OBAMA’S TROUBLING INSTINCTS (Karl Rove, Wall Street Journal) What… does Mr. Obama think he can offer the Iranians to get them to become a less pernicious and destabilizing force? One of Iran’s top foreign policy goals is a precipitous U.S. withdrawal from Iraq. This happens to be Mr. Obama’s top foreign policy goal, too. Why should Iran or other rogue states alter their behavior if Mr. Obama gives them what they want, without preconditions? On Wednesday, Mr. Obama said in Florida that in a meeting with the Iranians he’d make it clear their behavior is unacceptable. That message has been delivered clearly by Republican and Democratic administrations in public and private diplomacy over the past 16 years. Is he so naïve to think he has a unique ability to make this even clearer? If Mr. Obama believes he can change the behavior of these nations by meeting without preconditions, he owes it to the voters to explain, in specific terms, what he can say that will lead these states to abandon their hostility. He also needs to explain why unconditional, unilateral meetings with Iran’s Mahmoud Ahmadinejad or North Korea’s Kim Jong Il will not deeply unsettle our allies.

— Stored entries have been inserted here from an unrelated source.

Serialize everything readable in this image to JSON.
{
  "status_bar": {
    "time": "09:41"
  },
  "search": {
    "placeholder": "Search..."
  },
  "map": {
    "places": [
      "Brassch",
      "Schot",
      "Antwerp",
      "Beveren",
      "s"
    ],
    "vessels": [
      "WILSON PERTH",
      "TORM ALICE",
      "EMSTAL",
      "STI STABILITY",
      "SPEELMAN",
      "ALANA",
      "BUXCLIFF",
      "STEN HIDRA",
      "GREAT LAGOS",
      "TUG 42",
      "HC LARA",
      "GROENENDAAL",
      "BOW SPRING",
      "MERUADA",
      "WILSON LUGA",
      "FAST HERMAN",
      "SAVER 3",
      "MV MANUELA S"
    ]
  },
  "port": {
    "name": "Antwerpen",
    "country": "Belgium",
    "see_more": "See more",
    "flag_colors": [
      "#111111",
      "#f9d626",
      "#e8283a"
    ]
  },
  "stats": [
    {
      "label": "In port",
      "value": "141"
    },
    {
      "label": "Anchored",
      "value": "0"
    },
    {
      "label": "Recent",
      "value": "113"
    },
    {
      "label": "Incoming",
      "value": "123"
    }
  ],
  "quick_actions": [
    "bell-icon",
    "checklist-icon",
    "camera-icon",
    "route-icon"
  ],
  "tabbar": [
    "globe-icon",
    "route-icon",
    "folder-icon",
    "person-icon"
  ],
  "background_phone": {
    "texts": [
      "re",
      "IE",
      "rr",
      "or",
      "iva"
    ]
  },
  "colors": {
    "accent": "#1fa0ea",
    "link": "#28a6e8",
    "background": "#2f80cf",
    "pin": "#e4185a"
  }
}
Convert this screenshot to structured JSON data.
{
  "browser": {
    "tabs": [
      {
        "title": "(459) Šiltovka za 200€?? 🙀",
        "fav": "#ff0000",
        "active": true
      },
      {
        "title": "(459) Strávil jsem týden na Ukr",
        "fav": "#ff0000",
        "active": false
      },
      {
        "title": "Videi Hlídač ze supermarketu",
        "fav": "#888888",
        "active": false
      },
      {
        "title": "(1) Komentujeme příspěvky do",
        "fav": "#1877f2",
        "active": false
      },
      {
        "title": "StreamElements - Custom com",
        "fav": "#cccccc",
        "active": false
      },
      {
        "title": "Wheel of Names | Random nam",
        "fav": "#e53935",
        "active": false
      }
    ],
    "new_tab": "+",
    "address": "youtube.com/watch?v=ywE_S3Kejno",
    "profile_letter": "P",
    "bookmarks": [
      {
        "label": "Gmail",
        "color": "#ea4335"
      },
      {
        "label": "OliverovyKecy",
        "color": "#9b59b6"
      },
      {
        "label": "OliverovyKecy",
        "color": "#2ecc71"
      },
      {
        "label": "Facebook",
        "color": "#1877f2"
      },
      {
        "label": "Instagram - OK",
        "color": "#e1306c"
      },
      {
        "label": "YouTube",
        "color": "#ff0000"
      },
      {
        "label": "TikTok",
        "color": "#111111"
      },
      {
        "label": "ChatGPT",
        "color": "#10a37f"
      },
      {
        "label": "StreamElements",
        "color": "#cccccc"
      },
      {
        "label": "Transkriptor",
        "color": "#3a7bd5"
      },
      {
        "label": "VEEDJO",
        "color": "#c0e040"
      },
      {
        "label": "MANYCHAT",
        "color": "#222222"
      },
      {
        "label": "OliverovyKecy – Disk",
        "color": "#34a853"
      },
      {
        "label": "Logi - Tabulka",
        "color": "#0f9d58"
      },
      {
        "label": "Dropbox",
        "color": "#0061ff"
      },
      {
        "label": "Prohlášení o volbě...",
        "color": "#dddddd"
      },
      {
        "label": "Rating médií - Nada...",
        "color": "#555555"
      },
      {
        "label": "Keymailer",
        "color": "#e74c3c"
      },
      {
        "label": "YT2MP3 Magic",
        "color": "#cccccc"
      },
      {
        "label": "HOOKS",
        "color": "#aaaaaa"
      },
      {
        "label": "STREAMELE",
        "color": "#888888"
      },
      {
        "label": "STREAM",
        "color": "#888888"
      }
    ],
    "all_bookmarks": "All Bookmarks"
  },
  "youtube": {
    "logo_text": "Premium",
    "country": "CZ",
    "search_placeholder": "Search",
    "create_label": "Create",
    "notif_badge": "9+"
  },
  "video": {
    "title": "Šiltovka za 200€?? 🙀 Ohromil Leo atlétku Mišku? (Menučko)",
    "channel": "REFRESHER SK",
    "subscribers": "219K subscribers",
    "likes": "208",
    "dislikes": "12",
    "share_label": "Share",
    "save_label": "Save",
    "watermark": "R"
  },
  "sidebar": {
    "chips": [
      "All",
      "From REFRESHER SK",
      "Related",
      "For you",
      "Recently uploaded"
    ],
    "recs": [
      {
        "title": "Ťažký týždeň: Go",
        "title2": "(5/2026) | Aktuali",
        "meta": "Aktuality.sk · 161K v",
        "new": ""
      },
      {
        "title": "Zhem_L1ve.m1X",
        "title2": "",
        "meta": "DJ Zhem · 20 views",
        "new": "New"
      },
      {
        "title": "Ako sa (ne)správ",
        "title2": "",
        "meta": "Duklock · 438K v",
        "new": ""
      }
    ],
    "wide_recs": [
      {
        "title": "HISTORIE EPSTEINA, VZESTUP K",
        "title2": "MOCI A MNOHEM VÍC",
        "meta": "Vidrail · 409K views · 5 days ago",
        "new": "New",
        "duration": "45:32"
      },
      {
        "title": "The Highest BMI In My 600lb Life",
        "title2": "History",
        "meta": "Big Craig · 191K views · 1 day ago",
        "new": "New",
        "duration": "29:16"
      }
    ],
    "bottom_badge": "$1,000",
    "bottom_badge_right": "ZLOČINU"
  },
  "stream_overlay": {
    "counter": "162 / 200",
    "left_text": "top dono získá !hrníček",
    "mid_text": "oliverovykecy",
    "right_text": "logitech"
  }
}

MORE: Nuance or Confusion? (David Reinhard, Oregonian) In trying to talk his way out of his position, Obama’s only made matters worse for himself. It began last week when he cited John F. Kennedy’s sit-down with Nikita Khrushchev as a precedent: “When Kennedy met with Khrushchev,” he said, “we were on the brink of nuclear war.” Uh, no, Senator, the brink of nuclear war came in the Cuban missile crisis more than a year later. In fact, Kennedy’s weak performance in Vienna prompted the Soviet decision to put missiles in Cuba, which brought us to the brink of nuclear war… Team Obama isn’t even clear what its own candidate favors. Obama adviser Susan Rice told CNN that Obama never said he’d meet with Iranian President Mahmoud Ahmadinejad, of Israel-is-a-stinking-corpse-and-must-be-wiped-off-the-map fame. He only said he’d meet with the appropriate Iranian leaders. An odd response in and of itself, but no sooner had she spoken then around came the YouTube video of Obama telling reporters last fall that he would meet with . . . Ahmadinejad.